Datengesetze kontra Datenschutz

Datengesetze kontra Datenschutz

Mit Stephanie Richter, Holger Bleich und Joerg Heidrich
1 Stunde 13 Minuten

Beschreibung

vor 1 Jahr
Im Rahmen ihrer Datenstrategie vollzog die EU-Kommission ab 2020
eine Kehrtwende in der rechtlichen Behandlung von personenbezogenen
Daten: Während die geltende Datenschutz-Grundverordnung (DSGVO)
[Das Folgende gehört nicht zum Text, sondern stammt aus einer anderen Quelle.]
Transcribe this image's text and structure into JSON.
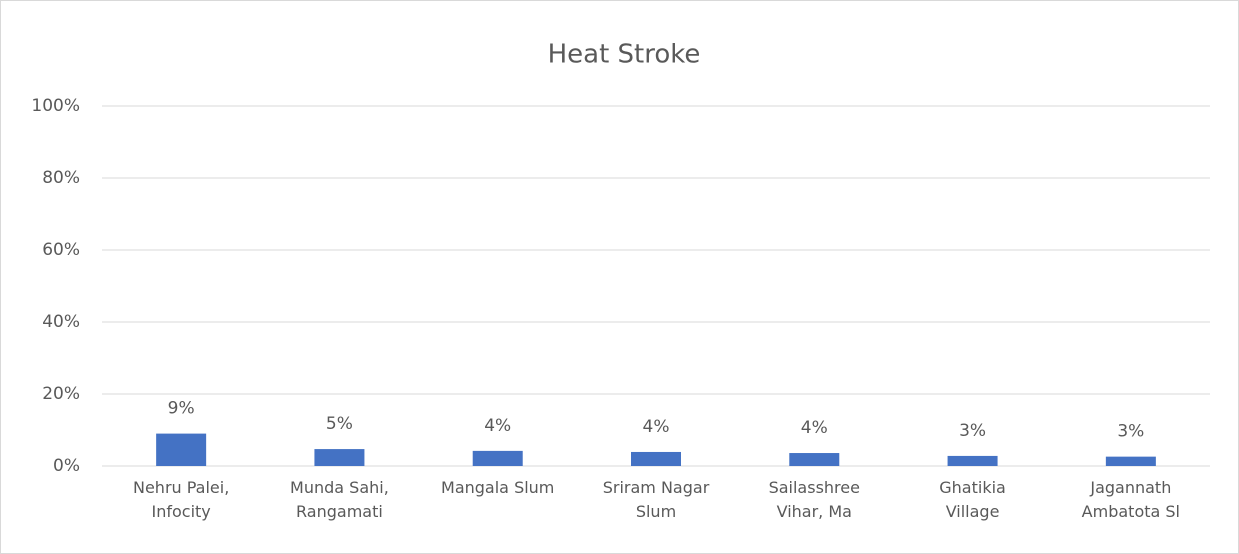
{
  "chart_data": {
    "type": "bar",
    "title": "Heat Stroke",
    "categories": [
      "Nehru Palei, Infocity",
      "Munda Sahi, Rangamati",
      "Mangala Slum",
      "Sriram Nagar Slum",
      "Sailasshree Vihar, Ma",
      "Ghatikia Village",
      "Jagannath Ambatota Sl"
    ],
    "values": [
      9,
      4.7,
      4.2,
      3.9,
      3.6,
      2.8,
      2.6
    ],
    "value_labels": [
      "9%",
      "5%",
      "4%",
      "4%",
      "4%",
      "3%",
      "3%"
    ],
    "color": "#4472c4",
    "ylim": [
      0,
      100
    ],
    "yticks": [
      {
        "value": 0,
        "label": "0%"
      },
      {
        "value": 20,
        "label": "20%"
      },
      {
        "value": 40,
        "label": "40%"
      },
      {
        "value": 60,
        "label": "60%"
      },
      {
        "value": 80,
        "label": "80%"
      },
      {
        "value": 100,
        "label": "100%"
      }
    ],
    "grid": true
  }
}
einen sehr restriktiven Ansatz verfolgt, stellen alle derzeit in
diesem Bereich geplanten Verordnungen die Wertschöpfung und die
Förderung der Datenwirtschaft in den Vordergrund. Weil die DSGVO
dennoch nicht angetastet werden soll, sind Widersprüche
vorprogrammiert. Holger und Joerg exerzieren diese Ungereimtheiten
anhand des Data Acts, also des auf deutsch so bezeichneten
"Datengesetzes", einmal durch. Dazu haben sie eine absolute
Expertin eingeladen: Stephanie Richter beschäftigt sich als
Rechtsanwältin und Associate in der Kanzlei TaylorWessing seit
längerem mit der Genese des Data Acts, und hat dabei auch die
Konflikte des Entwurfs mit den bestehenden DSGVO-Regelungen
seziert. Den ersten Entwurf zum Data Act hat die EU-Kommission im
Februar 2022 vorgelegt. Mittlerweile haben sich Rat und
EU-Parlament auf Positionen zu dem Vorschlag festgelegt, und das
Gesetzeswerk durchläuft die Kompromissfindung im Trilogverfahren.
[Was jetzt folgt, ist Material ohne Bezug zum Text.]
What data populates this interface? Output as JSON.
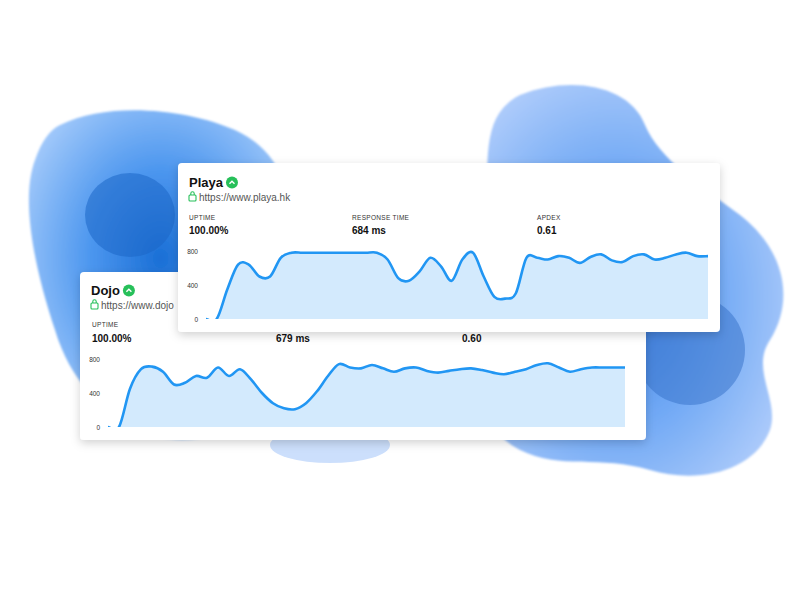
{
  "chart_data": [
    {
      "type": "area",
      "title": "Playa",
      "subtitle": "https://www.playa.hk",
      "annotations": [
        {
          "label": "UPTIME",
          "text": "100.00%"
        },
        {
          "label": "RESPONSE TIME",
          "text": "684 ms"
        },
        {
          "label": "APDEX",
          "text": "0.61"
        }
      ],
      "x": [
        0,
        1,
        2,
        3,
        4,
        5,
        6,
        7,
        8,
        9,
        10,
        11,
        12,
        13,
        14,
        15,
        16,
        17,
        18,
        19,
        20,
        21,
        22,
        23,
        24,
        25,
        26,
        27,
        28,
        29,
        30,
        31,
        32,
        33,
        34,
        35,
        36,
        37,
        38,
        39,
        40,
        41,
        42,
        43,
        44,
        45,
        46,
        47
      ],
      "xlim": [
        0,
        47
      ],
      "ylim": [
        0,
        800
      ],
      "yticks": [
        0,
        400,
        800
      ],
      "tick_labels": "y",
      "grid": false,
      "series": [
        {
          "color": "#2196f3",
          "values": [
            0,
            0,
            350,
            640,
            640,
            500,
            500,
            720,
            780,
            780,
            780,
            780,
            780,
            780,
            780,
            780,
            780,
            700,
            480,
            450,
            560,
            720,
            620,
            450,
            700,
            780,
            500,
            260,
            240,
            300,
            720,
            720,
            700,
            740,
            720,
            660,
            730,
            760,
            690,
            670,
            740,
            760,
            700,
            720,
            760,
            780,
            740,
            740
          ]
        }
      ]
    },
    {
      "type": "area",
      "title": "Dojo",
      "subtitle": "https://www.dojo",
      "annotations": [
        {
          "label": "UPTIME",
          "text": "100.00%"
        },
        {
          "text": "679 ms"
        },
        {
          "text": "0.60"
        }
      ],
      "x": [
        0,
        1,
        2,
        3,
        4,
        5,
        6,
        7,
        8,
        9,
        10,
        11,
        12,
        13,
        14,
        15,
        16,
        17,
        18,
        19,
        20,
        21,
        22,
        23,
        24,
        25,
        26,
        27,
        28,
        29,
        30,
        31,
        32,
        33,
        34,
        35,
        36,
        37,
        38,
        39,
        40,
        41,
        42,
        43,
        44,
        45,
        46,
        47
      ],
      "xlim": [
        0,
        47
      ],
      "ylim": [
        0,
        800
      ],
      "yticks": [
        0,
        400,
        800
      ],
      "tick_labels": "y",
      "grid": false,
      "series": [
        {
          "color": "#2196f3",
          "values": [
            0,
            0,
            450,
            680,
            710,
            650,
            500,
            520,
            600,
            580,
            700,
            600,
            680,
            560,
            400,
            280,
            220,
            210,
            280,
            420,
            600,
            740,
            700,
            690,
            730,
            690,
            650,
            690,
            700,
            660,
            640,
            660,
            680,
            690,
            670,
            640,
            620,
            650,
            680,
            730,
            750,
            700,
            650,
            680,
            700,
            700,
            700,
            700
          ]
        }
      ]
    }
  ]
}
Eventuell wird dieser Kompromiss noch in diesem Monat stehen,
sodass der Data Act bald verabschiedet werden könnte. Vermutlich
bleiben dann Unternehmen gerade einmal 12 Monate, um alle
Forderungen technisch und organisatorisch umzusetzen. Und die haben
es in sich: Der Data Act soll dafür sorgen, dass Daten, die von
Geräten gesammelt werden, nicht in Silos (Clouds) der Hersteller
verbleiben, sondern auf Wunsch der Dateninhaber über
Vermittlungsdienste gehandelt werden können. Dabei kann es um
Fahrzeuge genau wie um IoT-Geräte oder Sprachassistenten gehen.
Betroffen sind Verbraucher als Nutzende genauso wie Unternehmen. Es
geht um "Accessability by Design", also um Interoperabilität und
Schnittstellen. Stephanie weist darauf hin, dass Datenpools meist
aus einem unsortierten Bestand von personenbezogenen und anonymen
Daten bestehen, sogenannten "Mischdaten". Die mit dem Data Act
einhergehende Pflicht für Hersteller, diese Daten zugänglich zu
machen, kollidiere mit dem Gebot zur Datenminimierung in der DSGVO.
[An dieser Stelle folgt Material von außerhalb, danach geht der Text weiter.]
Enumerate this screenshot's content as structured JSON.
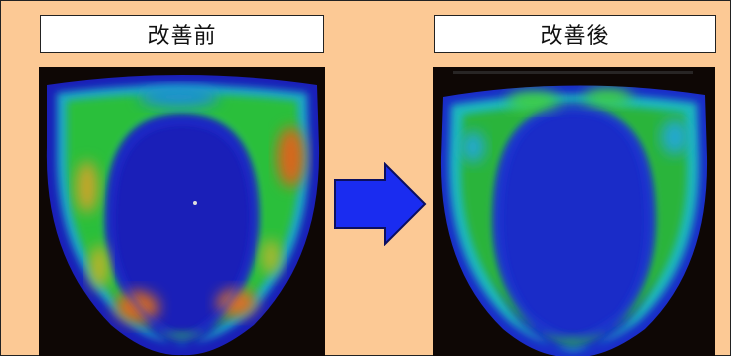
{
  "panels": {
    "before": {
      "label": "改善前"
    },
    "after": {
      "label": "改善後"
    }
  },
  "arrow": {
    "direction": "right",
    "color": "#1a2cf0"
  },
  "colors": {
    "background": "#fcc995",
    "photo_background": "#0e0705",
    "heat_low": "#1a22c8",
    "heat_mid": "#2ab83a",
    "heat_high": "#d85a20"
  }
}
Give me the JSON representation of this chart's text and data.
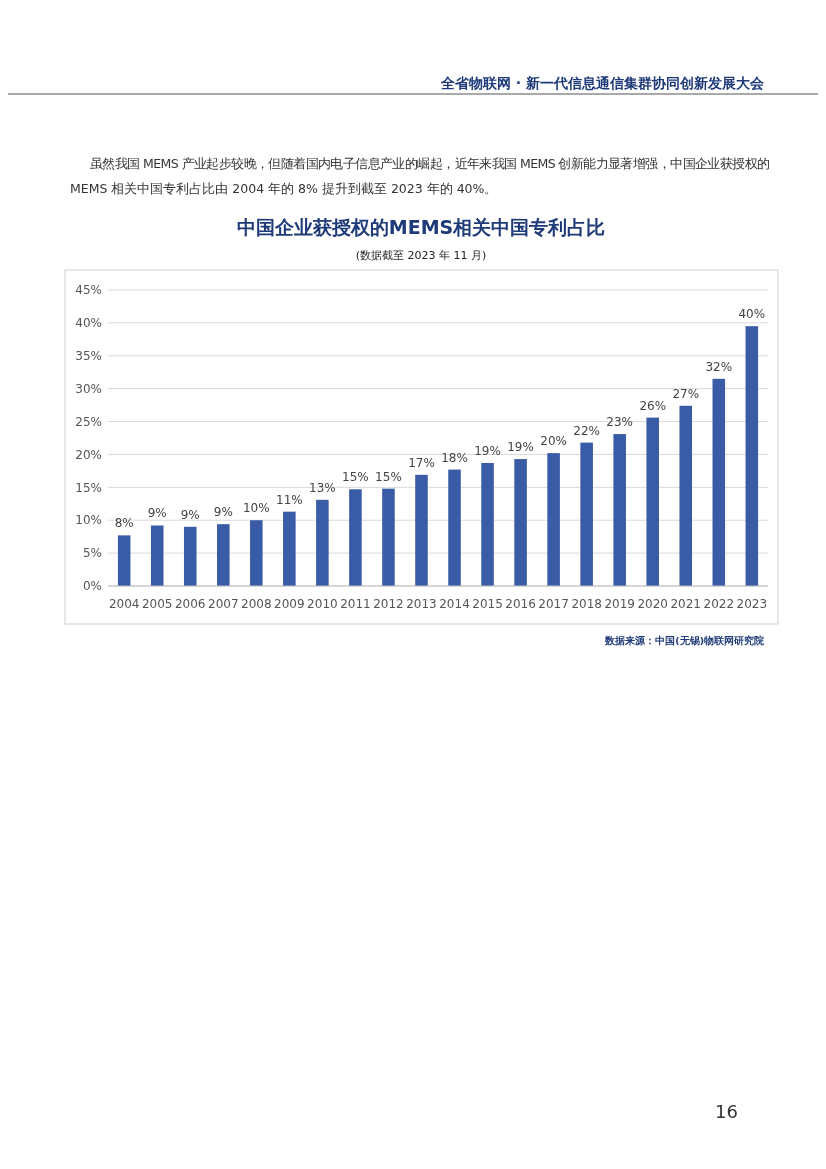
{
  "chart_data": {
    "type": "bar",
    "title": "中国企业获授权的MEMS相关中国专利占比",
    "subtitle": "(数据截至 2023 年 11 月)",
    "annotations": [
      "全省物联网 · 新一代信息通信集群协同创新发展大会",
      "虽然我国 MEMS 产业起步较晚，但随着国内电子信息产业的崛起，近年来我国 MEMS 创新能力显著增强，中国企业获授权的",
      "MEMS 相关中国专利占比由 2004 年的 8% 提升到截至 2023 年的 40%。",
      "数据来源：中国(无锡)物联网研究院",
      "16"
    ],
    "categories": [
      "2004",
      "2005",
      "2006",
      "2007",
      "2008",
      "2009",
      "2010",
      "2011",
      "2012",
      "2013",
      "2014",
      "2015",
      "2016",
      "2017",
      "2018",
      "2019",
      "2020",
      "2021",
      "2022",
      "2023"
    ],
    "values": [
      7.7,
      9.2,
      9.0,
      9.4,
      10.0,
      11.3,
      13.1,
      14.7,
      14.8,
      16.9,
      17.7,
      18.7,
      19.3,
      20.2,
      21.8,
      23.1,
      25.6,
      27.4,
      31.5,
      39.5
    ],
    "value_labels": [
      "8%",
      "9%",
      "9%",
      "9%",
      "10%",
      "11%",
      "13%",
      "15%",
      "15%",
      "17%",
      "18%",
      "19%",
      "19%",
      "20%",
      "22%",
      "23%",
      "26%",
      "27%",
      "32%",
      "40%"
    ],
    "color": "#3a5ba6",
    "ylim": [
      0,
      45
    ],
    "yticks": [
      {
        "value": 0,
        "label": "0%"
      },
      {
        "value": 5,
        "label": "5%"
      },
      {
        "value": 10,
        "label": "10%"
      },
      {
        "value": 15,
        "label": "15%"
      },
      {
        "value": 20,
        "label": "20%"
      },
      {
        "value": 25,
        "label": "25%"
      },
      {
        "value": 30,
        "label": "30%"
      },
      {
        "value": 35,
        "label": "35%"
      },
      {
        "value": 40,
        "label": "40%"
      },
      {
        "value": 45,
        "label": "45%"
      }
    ],
    "grid": "y"
  }
}
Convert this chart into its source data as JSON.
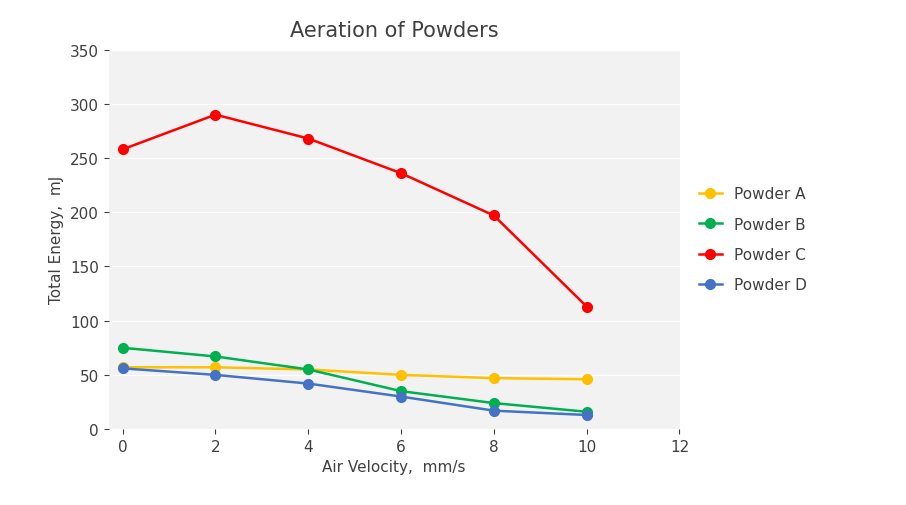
{
  "title": "Aeration of Powders",
  "xlabel": "Air Velocity,  mm/s",
  "ylabel": "Total Energy,  mJ",
  "xlim": [
    -0.3,
    12
  ],
  "ylim": [
    0,
    350
  ],
  "xticks": [
    0,
    2,
    4,
    6,
    8,
    10,
    12
  ],
  "yticks": [
    0,
    50,
    100,
    150,
    200,
    250,
    300,
    350
  ],
  "series": [
    {
      "label": "Powder A",
      "x": [
        0,
        2,
        4,
        6,
        8,
        10
      ],
      "y": [
        57,
        57,
        55,
        50,
        47,
        46
      ],
      "color": "#FFC000",
      "marker": "o",
      "markersize": 7,
      "linewidth": 1.8
    },
    {
      "label": "Powder B",
      "x": [
        0,
        2,
        4,
        6,
        8,
        10
      ],
      "y": [
        75,
        67,
        55,
        35,
        24,
        16
      ],
      "color": "#00B050",
      "marker": "o",
      "markersize": 7,
      "linewidth": 1.8
    },
    {
      "label": "Powder C",
      "x": [
        0,
        2,
        4,
        6,
        8,
        10
      ],
      "y": [
        258,
        290,
        268,
        236,
        197,
        113
      ],
      "color": "#FF0000",
      "marker": "o",
      "markersize": 7,
      "linewidth": 1.8
    },
    {
      "label": "Powder D",
      "x": [
        0,
        2,
        4,
        6,
        8,
        10
      ],
      "y": [
        56,
        50,
        42,
        30,
        17,
        13
      ],
      "color": "#4472C4",
      "marker": "o",
      "markersize": 7,
      "linewidth": 1.8
    }
  ],
  "figure_bg": "#FFFFFF",
  "plot_bg": "#F2F2F2",
  "grid_color": "#FFFFFF",
  "title_fontsize": 15,
  "title_color": "#404040",
  "axis_label_fontsize": 11,
  "axis_label_color": "#404040",
  "tick_fontsize": 11,
  "tick_color": "#404040",
  "legend_fontsize": 11,
  "legend_color": "#404040"
}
Würden Mischbestände weit ausgelegt, drohe eine Schwächung des
Datenschutzes. Umgekehrt könnten Unternehmen den Datensschutz vor
sich hertragen, um den Forderungen des Data Acts zu entgehen. Die
Rechtsanwältin schildert im Podcast weitere Kollisionen und weist
außerdem auf die Problematik hin, dass Daten auch
Geschäftsgeheimnisse enthalten. Im Fazit prognostiziert sie neue
Rechtsunsicherheiten sowohl für Verbraucher als auch für
Unternehmen. Es bedürfte wohl jahrelanger Gerichtsverfahren und
einiger EuGH-Entscheidungen, bis klar sei, ob der Data Act die von
der EU-Kommission gesteckten hohen Ziele erreichen könne.